"Lua"...



Ainda não é tempo para ver a mais bela lua do ano, a de agosto. Falta pouco, mais um mês e vou vê-la em toda a sua plenitude, sentir os seus encantos e beber a sua sensualidade. Hoje estou a vê-la, quase esférica, rechonchuda, alegre, a brilhar e a querer ofuscar o fim do dia. Fá-lo de forma silenciosa, despertando interiormente lembranças de outras épocas num reviver constante e sempre novo. Passeei por velhas ruelas cujas formas, modificadas e modernas, não conseguem esconder as de outrora. Elas aparecem umas atrás de outras e cada uma delas desperta sorrisos, alegrias e até velhas lágrimas. Passo por uma estreita viela onde viveu um tio meu. Lembro-me de ver naquele espaço, pobre, decadente, lembranças pictóricas da minha avó. Quadros belos, muito belos que lhe couberam em sorte de partilhas. Tenho alguns, poucos, queria mais, mas não sei onde param. Ali estiveram outros. Desapareceram para as mãos de desconhecidos. Recordo-os. Gostava de os possuir. O seu comportamento, e forma de ser, meio louco, despropositado, boémio, misturava-se com tiques aristocráticos e uma franca solidariedade facilmente explorada. Faço um esforço de imaginação e consigo vê-los. A lua é minha testemunha. Ela passava por este local na altura. Recordo bem. Não precisava de luz artificial para saber o caminho. Fiquei com pena quando olhei para aquele casebre. Sempre que passo por ali lembro-me dos quadros e da lua. Mais em baixo passei pela velha prisão. Hoje não tem grades. Na altura os prisioneiros eram ali encarcerados como se fosse uma gaiola. Falavam atrás das grades com os passantes e recebiam alimentos e tabaco. Estavam sempre numa amena cavaqueira. Quantas vezes os via e ouvia e algumas vezes até pediam para comprar cigarros na tasca em frente e e até que lhe trouxessem um copo de vinho. De lado era a prisão das mulheres, e, segundo vim a saber mais tarde, as grades nunca foram impedimento para que à luz da lua não fizessem coisas que eu ainda não compreendia muito bem. Até se consta que um familiar próximo conseguiu emprenhar uma prisioneira! Bom, coisas que fazem parte da memória coletiva. 
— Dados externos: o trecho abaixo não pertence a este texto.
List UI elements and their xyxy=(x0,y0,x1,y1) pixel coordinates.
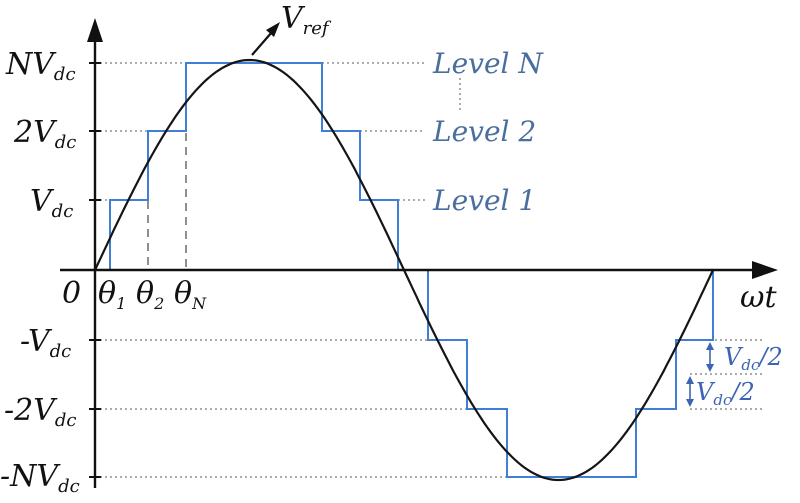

O meu tio, meio louco, meio aristocrático e de uma solidariedade inquestionável - a soma é mesmo maior do que as partes -, acabou, diria com esperada naturalidade, por malhar com os ossos naquela prisão. Lembrou-se de subtrair às tias velhas algumas joias. Para que é que elas precisavam de joias? Nunca saíam de casa, e apenas uma delas é que ia à missa. Para o castigar comunicaram o caso à justiça e ele acabou por ir parar àquela gaiola. Gostava imenso dele, muito mesmo, mais tarde, como médico, fiz o que pude e o que não podia para o ajudar. Acabei, numa noite de luar, de julho, por o transportar às costas, transformado em múmia, porque o enfermeiro de serviço do hospital, um cretino qualquer, não me disponibilizou uma maca para o levar para a capela. Revoltado, coloquei-o ao ombro e levei-o pela mata sob o olhar da lua. "Dormiu" na urna na capela, como tinha direito. Na altura, quando estava preso - a lua deveria ter o mesmo aspeto de hoje -, ia sorrateiramente até junto das grades e chamava-o com medo. Aparecia com as suas olheiras de sempre, agora mais profundas, mais tristes e com o cigarro, sempre aceso, preso nos dedos finos em forma de gancho. Eu chorava com pena e ele consolava-me dizendo, não fiques assim, eu saio em breve e depois vou comprar-te uma prenda bonita. Não chores, não fiques com pena, isto é apenas uma brincadeira e oferecia-me um sorriso sedutor. Falta muito? Não, daqui a alguns dias já estou aí fora. Vá, vai para casa, vai dormir descansado. Dá cá um beijo. E, através das grades, punha-me em bicos de pés para lhe dar um beijo. A lua é minha testemunha.